HMRC set to revamp its Business Records Check programme

30th October 2013

HM Revenue and Customs (HMRC) is to place greater emphasis on educating taxpayers in its latest revamp of their Business Records Check (BRC) programme.
BRCs have been a topic of controversy for some time ever since their introduction back in January 2011. The programme was designed to use existing law for record-keeping requirements and penalties, with further sanctions imposed for significant failures.
They were promptly put on-hold for retooling early last year before relaunching last autumn to further criticism; many argued that the programme’s changes failed to address problems that led to its hiatus earlier in the year.
New methods of scrutinising the paperwork of small businesses will be considered from next month by BRC programme teams in the Edinburgh, Glasgow, Leeds, Bradford and Stockport areas, who will evaluate risk processes and cost-effectiveness.
HMRC confirmed it plans to work with professional bodies to review the benchmarks of good record-keeping and place a greater emphasis on educating small businesses how to maintain their books going forward.
Businesses not located in areas where BRC programmes are being redeveloped will continue to face checks as usual. Any business that received an HMRC letter dated on or before 23rd October 2013 will be required to carry out an initial telephone questionnaire.
SMEs facing visits from BRC teams for the first time will be offered the alternative of taking advice from HMRC’s business education and support team. Follow-up visits will continue to go ahead as arranged.
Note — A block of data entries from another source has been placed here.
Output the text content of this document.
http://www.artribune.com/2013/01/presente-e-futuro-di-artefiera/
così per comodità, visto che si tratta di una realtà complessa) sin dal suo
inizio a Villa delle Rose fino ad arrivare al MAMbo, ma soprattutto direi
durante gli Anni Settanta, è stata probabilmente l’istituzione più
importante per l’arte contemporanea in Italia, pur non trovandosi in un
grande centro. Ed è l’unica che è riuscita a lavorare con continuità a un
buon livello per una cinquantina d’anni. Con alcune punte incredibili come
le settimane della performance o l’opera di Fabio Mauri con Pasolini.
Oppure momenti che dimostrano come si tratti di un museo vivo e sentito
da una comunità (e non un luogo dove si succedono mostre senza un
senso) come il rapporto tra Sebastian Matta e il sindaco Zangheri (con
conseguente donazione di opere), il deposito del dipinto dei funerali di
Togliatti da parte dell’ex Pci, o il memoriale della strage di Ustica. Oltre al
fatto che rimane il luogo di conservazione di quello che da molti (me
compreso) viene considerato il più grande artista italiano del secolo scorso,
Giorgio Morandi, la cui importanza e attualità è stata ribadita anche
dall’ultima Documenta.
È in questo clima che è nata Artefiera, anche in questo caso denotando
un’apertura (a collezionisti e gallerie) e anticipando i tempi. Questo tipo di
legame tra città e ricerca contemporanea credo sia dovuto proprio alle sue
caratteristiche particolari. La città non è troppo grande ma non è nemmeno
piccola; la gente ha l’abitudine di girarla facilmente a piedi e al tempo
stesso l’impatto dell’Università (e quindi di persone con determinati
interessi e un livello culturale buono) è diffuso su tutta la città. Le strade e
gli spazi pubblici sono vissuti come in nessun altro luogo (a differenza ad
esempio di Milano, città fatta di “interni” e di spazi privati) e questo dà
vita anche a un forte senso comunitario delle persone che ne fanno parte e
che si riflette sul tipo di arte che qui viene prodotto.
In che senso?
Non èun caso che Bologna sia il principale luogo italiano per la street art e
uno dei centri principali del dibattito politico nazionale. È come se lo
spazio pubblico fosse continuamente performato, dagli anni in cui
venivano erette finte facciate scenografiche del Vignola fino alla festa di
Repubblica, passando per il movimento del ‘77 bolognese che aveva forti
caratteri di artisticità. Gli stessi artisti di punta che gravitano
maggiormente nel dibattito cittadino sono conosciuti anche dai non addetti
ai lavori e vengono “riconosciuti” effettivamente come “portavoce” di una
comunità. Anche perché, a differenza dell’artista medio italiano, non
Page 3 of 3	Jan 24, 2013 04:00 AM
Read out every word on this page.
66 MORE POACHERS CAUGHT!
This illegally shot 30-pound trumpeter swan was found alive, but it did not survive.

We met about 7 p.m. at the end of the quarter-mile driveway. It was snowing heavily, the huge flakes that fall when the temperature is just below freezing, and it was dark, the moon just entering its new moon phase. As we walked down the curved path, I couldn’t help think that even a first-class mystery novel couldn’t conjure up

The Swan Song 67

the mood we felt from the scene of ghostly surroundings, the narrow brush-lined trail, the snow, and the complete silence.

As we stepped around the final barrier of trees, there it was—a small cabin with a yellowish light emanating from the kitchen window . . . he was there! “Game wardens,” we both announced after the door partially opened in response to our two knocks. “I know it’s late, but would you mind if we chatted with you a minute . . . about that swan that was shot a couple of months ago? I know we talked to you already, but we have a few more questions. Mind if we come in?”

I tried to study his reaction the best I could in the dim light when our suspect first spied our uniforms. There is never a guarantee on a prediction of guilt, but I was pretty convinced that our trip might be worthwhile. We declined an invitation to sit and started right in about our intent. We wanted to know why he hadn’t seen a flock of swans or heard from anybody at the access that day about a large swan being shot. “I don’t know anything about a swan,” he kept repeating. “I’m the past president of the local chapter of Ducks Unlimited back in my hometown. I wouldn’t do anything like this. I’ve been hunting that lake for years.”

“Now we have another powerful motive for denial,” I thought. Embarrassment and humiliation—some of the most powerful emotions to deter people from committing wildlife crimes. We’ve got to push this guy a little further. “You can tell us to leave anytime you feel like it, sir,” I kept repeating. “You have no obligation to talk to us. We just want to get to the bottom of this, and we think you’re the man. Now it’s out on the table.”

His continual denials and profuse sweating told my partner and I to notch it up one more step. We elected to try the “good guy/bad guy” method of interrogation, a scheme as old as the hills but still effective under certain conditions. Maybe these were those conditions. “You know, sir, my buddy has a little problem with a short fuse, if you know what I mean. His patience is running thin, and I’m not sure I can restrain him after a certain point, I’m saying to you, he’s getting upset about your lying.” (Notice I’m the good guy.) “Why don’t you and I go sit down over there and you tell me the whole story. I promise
Mike Down, head of tax risk and investigation management at Baker Tilly, believes the BRC programme is finally being used for the educational purpose it was intended for, but is unsure whether it would prove particularly profitable for the tax authority.
"The BRC programme was always meant to be an education exercise and it seems from their new focus, that the education side is what the taxman will be concentrating on in the future," he said.
"Quite where this leaves the expected £600m of extra revenue that HMRC anticipated would result from their BRC programme is unclear."